Friday, 11 July 2008

Bee Allergies

The definition of a bee allergy can be vague and is often the automatic choice of doctors when faced with a swollen and worried patient. The reason for this is simple, doctors tend to cover their arses and err on the side a caution.

This is what we have discovered through our 5 year old sons allergy...

1] Doctors are quick to define a swelling as an allergic reaction.
2] Bee venom is poison and therefore a reaction[swelling] is normal.
3] ONLY a blood test can confirm an allergy and the extent of the allergy
4] Only after your first bee sting will your body immune system be ready to respond to bee venom. In other words, only after your first sting will your body be allergic or not allergic.

Here is our story.

Thomas was 2 years and 2 weeks old when he was stung and went into anaphylactic shock [stung on his foot but his face was swollen, he coughed and struggled to breathe] and we had to rush him to hospital. At the hospital, the doctors did follow a predetermined procedure, but it was obvious to me that they did not have a deep understanding of the cause and effects. I suppose, because of our love of bees we asked more answers than the average parent and were frustrated that we were entrusting our child to some one who knew so little. So our journey of needing to understand bee venom allergies had begun.

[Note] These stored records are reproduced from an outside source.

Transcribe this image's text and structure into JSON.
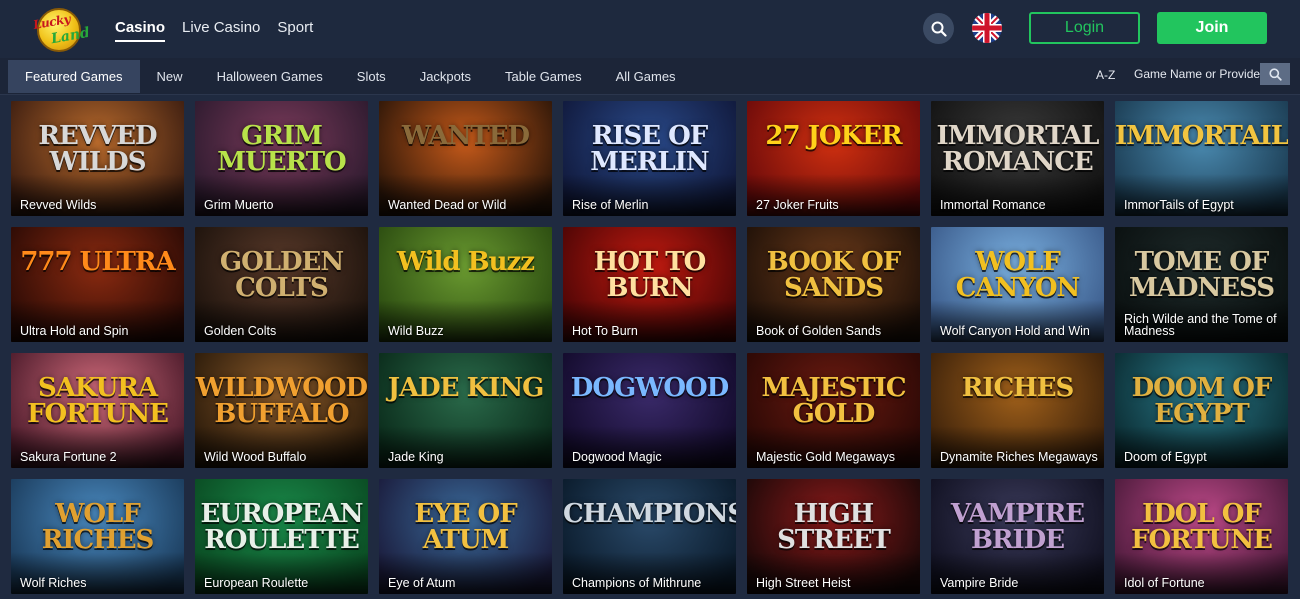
{
  "brand": {
    "logo_line1": "Lucky",
    "logo_line2": "Land"
  },
  "main_nav": [
    {
      "label": "Casino",
      "active": true
    },
    {
      "label": "Live Casino",
      "active": false
    },
    {
      "label": "Sport",
      "active": false
    }
  ],
  "header": {
    "login_label": "Login",
    "join_label": "Join"
  },
  "sub_nav": {
    "tabs": [
      {
        "label": "Featured Games",
        "active": true
      },
      {
        "label": "New",
        "active": false
      },
      {
        "label": "Halloween Games",
        "active": false
      },
      {
        "label": "Slots",
        "active": false
      },
      {
        "label": "Jackpots",
        "active": false
      },
      {
        "label": "Table Games",
        "active": false
      },
      {
        "label": "All Games",
        "active": false
      }
    ],
    "az_label": "A-Z",
    "search_placeholder": "Game Name or Provider"
  },
  "colors": {
    "accent_green": "#22c55e",
    "header_bg": "#1e293e",
    "page_bg": "#1f2a40"
  },
  "games": [
    {
      "name": "Revved Wilds",
      "art": "REVVED WILDS",
      "bg": [
        "#b86a2c",
        "#3a1c10"
      ],
      "fg": "#d8d8d8"
    },
    {
      "name": "Grim Muerto",
      "art": "GRIM MUERTO",
      "bg": [
        "#7a3a5a",
        "#2c1a2e"
      ],
      "fg": "#b8e24a"
    },
    {
      "name": "Wanted Dead or Wild",
      "art": "WANTED",
      "bg": [
        "#c65a1a",
        "#2a1508"
      ],
      "fg": "#8a6a3a"
    },
    {
      "name": "Rise of Merlin",
      "art": "RISE OF MERLIN",
      "bg": [
        "#2a4a8a",
        "#10183a"
      ],
      "fg": "#dfe8ff"
    },
    {
      "name": "27 Joker Fruits",
      "art": "27 JOKER",
      "bg": [
        "#d03010",
        "#6a0a0a"
      ],
      "fg": "#ffd21a"
    },
    {
      "name": "Immortal Romance",
      "art": "IMMORTAL ROMANCE",
      "bg": [
        "#3a3a3a",
        "#121212"
      ],
      "fg": "#e0d6c8"
    },
    {
      "name": "ImmorTails of Egypt",
      "art": "IMMORTAILS",
      "bg": [
        "#4a8ab0",
        "#1a3a50"
      ],
      "fg": "#f2c440"
    },
    {
      "name": "Ultra Hold and Spin",
      "art": "777 ULTRA",
      "bg": [
        "#8a2a10",
        "#2a0a05"
      ],
      "fg": "#ff8a1a"
    },
    {
      "name": "Golden Colts",
      "art": "GOLDEN COLTS",
      "bg": [
        "#5a3a2a",
        "#1c120c"
      ],
      "fg": "#d0b070"
    },
    {
      "name": "Wild Buzz",
      "art": "Wild Buzz",
      "bg": [
        "#6a9a30",
        "#2a4a10"
      ],
      "fg": "#f2c020"
    },
    {
      "name": "Hot To Burn",
      "art": "HOT TO BURN",
      "bg": [
        "#c01a10",
        "#4a0505"
      ],
      "fg": "#ffe0a0"
    },
    {
      "name": "Book of Golden Sands",
      "art": "BOOK OF SANDS",
      "bg": [
        "#6a3a1a",
        "#1e1008"
      ],
      "fg": "#f0c040"
    },
    {
      "name": "Wolf Canyon Hold and Win",
      "art": "WOLF CANYON",
      "bg": [
        "#7ab0e0",
        "#3a5a8a"
      ],
      "fg": "#f2c020"
    },
    {
      "name": "Rich Wilde and the Tome of Madness",
      "art": "TOME OF MADNESS",
      "bg": [
        "#1e2a2a",
        "#0a1010"
      ],
      "fg": "#d8c8a0"
    },
    {
      "name": "Sakura Fortune 2",
      "art": "SAKURA FORTUNE",
      "bg": [
        "#d06a7a",
        "#4a1a2a"
      ],
      "fg": "#f2c020"
    },
    {
      "name": "Wild Wood Buffalo",
      "art": "WILDWOOD BUFFALO",
      "bg": [
        "#8a5a2a",
        "#2a1a0a"
      ],
      "fg": "#f0a030"
    },
    {
      "name": "Jade King",
      "art": "JADE KING",
      "bg": [
        "#2a6a4a",
        "#0a2a1a"
      ],
      "fg": "#f0c040"
    },
    {
      "name": "Dogwood Magic",
      "art": "DOGWOOD",
      "bg": [
        "#3a2a6a",
        "#120a2a"
      ],
      "fg": "#7ab8ff"
    },
    {
      "name": "Majestic Gold Megaways",
      "art": "MAJESTIC GOLD",
      "bg": [
        "#6a1a10",
        "#2a0805"
      ],
      "fg": "#f2c040"
    },
    {
      "name": "Dynamite Riches Megaways",
      "art": "RICHES",
      "bg": [
        "#a0601a",
        "#3a200a"
      ],
      "fg": "#f0c040"
    },
    {
      "name": "Doom of Egypt",
      "art": "DOOM OF EGYPT",
      "bg": [
        "#2a7a8a",
        "#0a2a30"
      ],
      "fg": "#e0b040"
    },
    {
      "name": "Wolf Riches",
      "art": "WOLF RICHES",
      "bg": [
        "#4a8ac0",
        "#1a3a5a"
      ],
      "fg": "#e0a030"
    },
    {
      "name": "European Roulette",
      "art": "EUROPEAN ROULETTE",
      "bg": [
        "#1a8a4a",
        "#0a4a22"
      ],
      "fg": "#e8f0e8"
    },
    {
      "name": "Eye of Atum",
      "art": "EYE OF ATUM",
      "bg": [
        "#3a6a9a",
        "#1a1a3a"
      ],
      "fg": "#f2c040"
    },
    {
      "name": "Champions of Mithrune",
      "art": "CHAMPIONS",
      "bg": [
        "#2a4a6a",
        "#0a1a2a"
      ],
      "fg": "#d0d8e0"
    },
    {
      "name": "High Street Heist",
      "art": "HIGH STREET",
      "bg": [
        "#8a1a1a",
        "#1a0808"
      ],
      "fg": "#e0e0e0"
    },
    {
      "name": "Vampire Bride",
      "art": "VAMPIRE BRIDE",
      "bg": [
        "#3a3a5a",
        "#101020"
      ],
      "fg": "#c0a0d0"
    },
    {
      "name": "Idol of Fortune",
      "art": "IDOL OF FORTUNE",
      "bg": [
        "#c04a8a",
        "#4a1a3a"
      ],
      "fg": "#f2c040"
    }
  ]
}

After many phone calls I was finally referred to the UCT Lung Institute where I spoke to Sister Thomas. She immediately gave me solid advice and a sense of the way forward. The first thing she suggested was to take Thomas [poor little 2 yr old] for a blood test. This confirmed our worst fear, he was severely allergic and could easily die from a sting. [This was shocking, sometimes while holding a bee, I look at her in wonder and confusion that such a small and amazing creature could have such a powerful effect on my life.] We then equipped ourselves with the correct medicines to treat a sting. We were told to do the following if he was stung again [in this specific order] administer quick acting anti histamines orally, apply topical anti histamine cream, inject him with adrenaline, drive to the closest hospital. She suggested adrenaline ampules as the are much cheaper than an epi-pen [R10 vs R500]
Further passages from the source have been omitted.